Risk analysis for CO2 sequestration at enhanced oil recovery sites
Carbon dioxide (CO2) is an attractive displacing agent for enhanced oil recovery. Because a large portion of the injected CO2 remains in place in depleted reservoirs after enhanced oil recovery, this method could also be an option for permanently sequestering CO2 to mitigate global warming. Los Alamos scientists and collaborators have developed a generic multi-scale statistical framework for CO2 accounting and risk analysis in CO2-enhanced oil recovery sites. This analysis method provides information to aid decision-making for applications of oil recovery and CO2 sequestration. Environmental Science & Technology published the research.
The CO2 enhanced oil recovery process presents potential benefits and some technical and operational challenges.
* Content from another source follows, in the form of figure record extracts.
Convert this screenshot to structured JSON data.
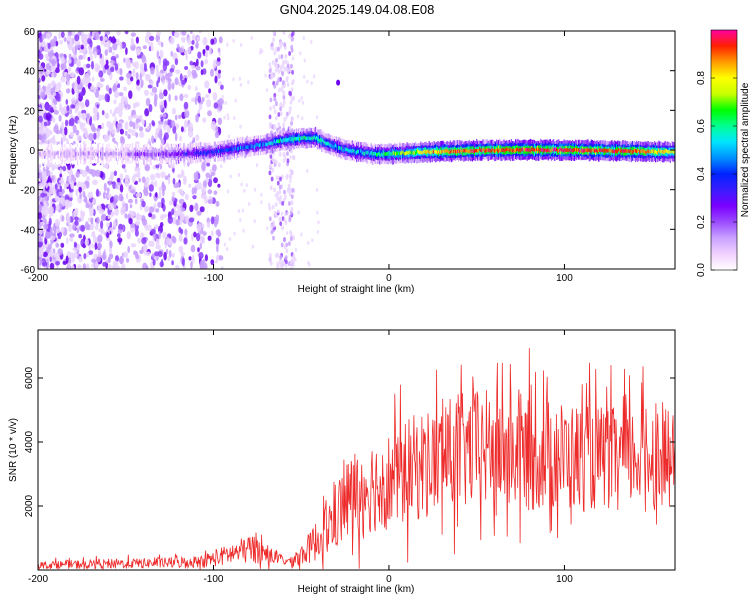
{
  "title": "GN04.2025.149.04.08.E08",
  "colors": {
    "snr_line": "#ee2b2b",
    "axis": "#000000",
    "colormap": [
      "#ffffff",
      "#f2d2ff",
      "#c9a2ff",
      "#9a4cff",
      "#7a00ff",
      "#3a1cff",
      "#0022ff",
      "#0090ff",
      "#00e5ff",
      "#00ff90",
      "#00ff00",
      "#c8ff00",
      "#ffff00",
      "#ff9a00",
      "#ff2000",
      "#ff00a0"
    ]
  },
  "chart_data": [
    {
      "name": "spectrogram",
      "type": "heatmap",
      "xlabel": "Height of straight line (km)",
      "ylabel": "Frequency (Hz)",
      "xlim": [
        -200,
        163
      ],
      "ylim": [
        -60,
        60
      ],
      "x_ticks": [
        -200,
        -100,
        0,
        100
      ],
      "y_ticks": [
        -60,
        -40,
        -20,
        0,
        20,
        40,
        60
      ],
      "colorbar": {
        "label": "Normalized spectral amplitude",
        "range": [
          0,
          1
        ],
        "ticks": [
          0.0,
          0.2,
          0.4,
          0.6,
          0.8
        ]
      },
      "trace_center_hz": [
        {
          "x": -200,
          "y": -2
        },
        {
          "x": -170,
          "y": -2
        },
        {
          "x": -140,
          "y": -2
        },
        {
          "x": -120,
          "y": -2
        },
        {
          "x": -100,
          "y": -1
        },
        {
          "x": -85,
          "y": 1
        },
        {
          "x": -70,
          "y": 3
        },
        {
          "x": -60,
          "y": 5
        },
        {
          "x": -50,
          "y": 6
        },
        {
          "x": -42,
          "y": 6
        },
        {
          "x": -35,
          "y": 3
        },
        {
          "x": -25,
          "y": 0
        },
        {
          "x": -10,
          "y": -2
        },
        {
          "x": 0,
          "y": -2
        },
        {
          "x": 20,
          "y": -1
        },
        {
          "x": 60,
          "y": 0
        },
        {
          "x": 100,
          "y": 0
        },
        {
          "x": 163,
          "y": -1
        }
      ],
      "trace_amplitude": [
        {
          "x": -200,
          "v": 0.12
        },
        {
          "x": -150,
          "v": 0.18
        },
        {
          "x": -120,
          "v": 0.28
        },
        {
          "x": -100,
          "v": 0.4
        },
        {
          "x": -80,
          "v": 0.45
        },
        {
          "x": -60,
          "v": 0.55
        },
        {
          "x": -45,
          "v": 0.6
        },
        {
          "x": -30,
          "v": 0.5
        },
        {
          "x": -10,
          "v": 0.55
        },
        {
          "x": 10,
          "v": 0.7
        },
        {
          "x": 30,
          "v": 0.85
        },
        {
          "x": 60,
          "v": 0.9
        },
        {
          "x": 100,
          "v": 0.92
        },
        {
          "x": 140,
          "v": 0.88
        },
        {
          "x": 163,
          "v": 0.75
        }
      ]
    },
    {
      "name": "snr",
      "type": "line",
      "xlabel": "Height of straight line (km)",
      "ylabel": "SNR (10 * v/v)",
      "xlim": [
        -200,
        163
      ],
      "ylim": [
        0,
        7500
      ],
      "x_ticks": [
        -200,
        -100,
        0,
        100
      ],
      "y_ticks": [
        2000,
        4000,
        6000
      ],
      "series": [
        {
          "envelope_x": [
            -200,
            -160,
            -130,
            -110,
            -100,
            -90,
            -80,
            -75,
            -70,
            -60,
            -55,
            -45,
            -35,
            -25,
            -15,
            -5,
            5,
            15,
            30,
            50,
            70,
            90,
            110,
            130,
            150,
            163
          ],
          "mean_y": [
            150,
            200,
            220,
            260,
            350,
            500,
            650,
            700,
            500,
            300,
            250,
            700,
            1300,
            2100,
            2600,
            2700,
            2900,
            3200,
            3500,
            3800,
            3700,
            3600,
            3500,
            3500,
            3600,
            3400
          ],
          "spread_y": [
            120,
            150,
            160,
            200,
            250,
            350,
            450,
            500,
            300,
            150,
            150,
            500,
            900,
            1300,
            1500,
            1500,
            1600,
            1700,
            1800,
            1900,
            1900,
            1800,
            1700,
            1600,
            1600,
            1500
          ]
        }
      ]
    }
  ]
}
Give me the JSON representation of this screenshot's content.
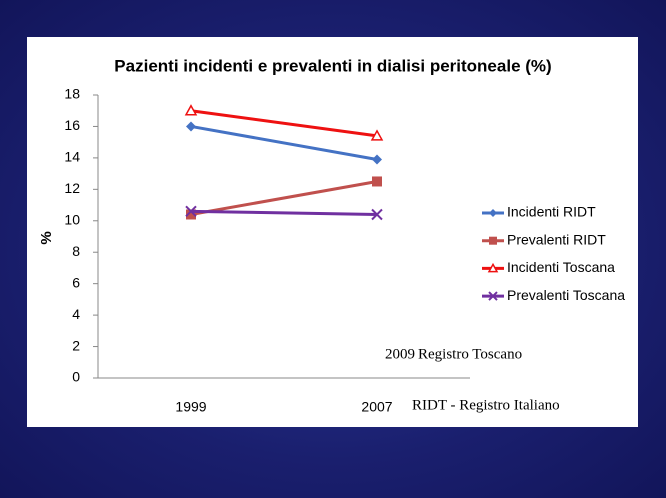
{
  "chart_data": {
    "type": "line",
    "title": "Pazienti incidenti e prevalenti in dialisi peritoneale  (%)",
    "y_label": "%",
    "categories": [
      "1999",
      "2007"
    ],
    "series": [
      {
        "name": "Incidenti RIDT",
        "color": "#4472c4",
        "marker": "diamond",
        "values": [
          16,
          13.9
        ]
      },
      {
        "name": "Prevalenti RIDT",
        "color": "#c0504d",
        "marker": "square",
        "values": [
          10.4,
          12.5
        ]
      },
      {
        "name": "Incidenti Toscana",
        "color": "#ee1111",
        "marker": "triangle",
        "values": [
          17,
          15.4
        ]
      },
      {
        "name": "Prevalenti Toscana",
        "color": "#7030a0",
        "marker": "x",
        "values": [
          10.6,
          10.4
        ]
      }
    ],
    "ylim": [
      0,
      18
    ],
    "yticks": [
      0,
      2,
      4,
      6,
      8,
      10,
      12,
      14,
      16,
      18
    ],
    "grid": false,
    "legend": "right",
    "annotations": [
      "2009",
      "Registro Toscano",
      "RIDT - Registro Italiano"
    ]
  }
}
The very low viscosity of CO2 may cause it to break through to production wells, and poor mobility control may leave large areas of the reservoir unswept. To overcome this disadvantage, current CO2 enhanced oil recovery projects alternately inject gas and water (or brine) as slugs in the water-alternating-gas method to control CO2 mobility and flood conformance. This method can be very effective. However, more detailed studies of the interaction of CO2 with oil, formation water, and heterogeneous sediments are needed to understand the mechanism of CO2 geological sequestration in oil/gas reservoirs and evaluate the total amount of CO2 irreversibly stored in reservoirs.
The exact values of the reservoir parameters are not well known in most CO2-enhanced oil recovery sites. However, enough information may be obtained to define the uncertainty distributions of these parameters. The research team used these distributions to perform multi-scale simulations of the CO2-oil-water flow and transport. The investigators expressed the risk factors as measurable quantities to gain insight into project risk (e.g., environmental and economic risks). This approach eliminated the need to generate a rigorous consequence structure of CO2 injection rate, cumulative CO2 storage, cumulative water injection and cumulative oil/gas production. The results provide insights to understand CO2 storage potential and the corresponding environmental and economic risks of commercial-scale CO2 sequestration in depleted reservoirs.
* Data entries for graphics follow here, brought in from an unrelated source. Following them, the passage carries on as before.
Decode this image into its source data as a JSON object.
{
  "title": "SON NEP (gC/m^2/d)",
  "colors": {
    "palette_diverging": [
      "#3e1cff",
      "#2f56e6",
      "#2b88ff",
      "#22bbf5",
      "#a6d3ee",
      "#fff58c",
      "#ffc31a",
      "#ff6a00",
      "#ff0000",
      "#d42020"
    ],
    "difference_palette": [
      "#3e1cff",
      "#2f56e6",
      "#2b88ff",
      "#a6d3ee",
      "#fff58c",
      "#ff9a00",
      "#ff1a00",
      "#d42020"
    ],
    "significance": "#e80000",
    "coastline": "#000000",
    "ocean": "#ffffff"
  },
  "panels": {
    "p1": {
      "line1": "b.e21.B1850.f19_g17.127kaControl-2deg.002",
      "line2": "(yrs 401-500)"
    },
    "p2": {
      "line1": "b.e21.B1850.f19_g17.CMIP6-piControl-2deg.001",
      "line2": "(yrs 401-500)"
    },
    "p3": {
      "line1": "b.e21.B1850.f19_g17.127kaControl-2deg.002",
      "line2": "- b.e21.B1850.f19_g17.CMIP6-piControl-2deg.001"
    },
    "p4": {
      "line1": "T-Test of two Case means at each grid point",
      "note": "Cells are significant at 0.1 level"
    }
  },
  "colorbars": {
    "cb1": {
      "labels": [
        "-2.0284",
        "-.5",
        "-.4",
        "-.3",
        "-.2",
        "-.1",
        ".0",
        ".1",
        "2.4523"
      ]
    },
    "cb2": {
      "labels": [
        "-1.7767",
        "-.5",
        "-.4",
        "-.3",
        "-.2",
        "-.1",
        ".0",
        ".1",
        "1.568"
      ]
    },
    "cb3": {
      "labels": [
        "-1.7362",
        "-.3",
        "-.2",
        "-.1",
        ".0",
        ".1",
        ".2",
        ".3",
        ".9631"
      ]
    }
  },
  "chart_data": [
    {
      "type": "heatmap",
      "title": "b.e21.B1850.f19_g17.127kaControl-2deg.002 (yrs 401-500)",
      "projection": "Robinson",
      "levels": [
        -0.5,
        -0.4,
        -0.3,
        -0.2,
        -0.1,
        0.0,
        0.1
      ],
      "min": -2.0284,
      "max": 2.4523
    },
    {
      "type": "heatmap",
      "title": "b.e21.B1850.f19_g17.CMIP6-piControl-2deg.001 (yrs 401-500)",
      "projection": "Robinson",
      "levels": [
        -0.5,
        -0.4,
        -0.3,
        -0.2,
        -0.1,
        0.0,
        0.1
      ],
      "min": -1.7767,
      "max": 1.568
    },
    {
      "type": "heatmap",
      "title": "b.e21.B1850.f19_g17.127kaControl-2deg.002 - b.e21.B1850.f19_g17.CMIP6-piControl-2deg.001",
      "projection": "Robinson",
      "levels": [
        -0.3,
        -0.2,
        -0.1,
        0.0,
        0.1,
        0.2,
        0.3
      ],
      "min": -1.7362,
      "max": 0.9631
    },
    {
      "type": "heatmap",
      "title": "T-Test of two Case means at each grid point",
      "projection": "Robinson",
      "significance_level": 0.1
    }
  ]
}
The researchers used the CO2 enhanced oil recovery site in the Farnsworth Unit in Texas to investigate their multiscale statistical approach for CO2 accounting and risk analysis. The exact values of the reservoir parameters are not well known. Therefore, the team used distributions to sample the uncertain parameters and conduct geostatistical-based Monte Carlo simulations.
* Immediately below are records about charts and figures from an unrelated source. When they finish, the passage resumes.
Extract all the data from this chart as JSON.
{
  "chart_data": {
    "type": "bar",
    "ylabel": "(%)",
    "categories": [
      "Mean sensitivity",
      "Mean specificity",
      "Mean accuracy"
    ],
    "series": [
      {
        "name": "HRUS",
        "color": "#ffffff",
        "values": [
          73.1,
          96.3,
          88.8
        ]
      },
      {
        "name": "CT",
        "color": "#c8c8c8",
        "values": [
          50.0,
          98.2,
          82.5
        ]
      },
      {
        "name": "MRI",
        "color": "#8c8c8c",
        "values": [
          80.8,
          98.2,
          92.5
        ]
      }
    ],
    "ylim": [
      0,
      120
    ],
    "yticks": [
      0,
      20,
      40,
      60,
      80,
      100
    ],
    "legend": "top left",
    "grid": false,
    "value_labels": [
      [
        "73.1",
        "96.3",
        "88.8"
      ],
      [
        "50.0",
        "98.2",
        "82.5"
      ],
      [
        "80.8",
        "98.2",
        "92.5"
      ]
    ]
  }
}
The researchers performed multi-scale simulations of the CO2-oil-water flow and transport in the heterogeneous reservoir. They used a pattern of four injection wells in the corners of a square and a production well in the center. The team conducted 1000 separate reservoir simulations, including injected CO2 and water as well as produced CO2, water, oil and gas. The investigators developed a simple economic model to calculate the profitability of CO2-enhanced oil recovery for the site. This information aids understanding of the impact of the reservoir heterogeneity and other operational parameters for economic decision-making and the cost-effectiveness of CO2 sequestration through enhanced oil recovery at other depleted reservoirs.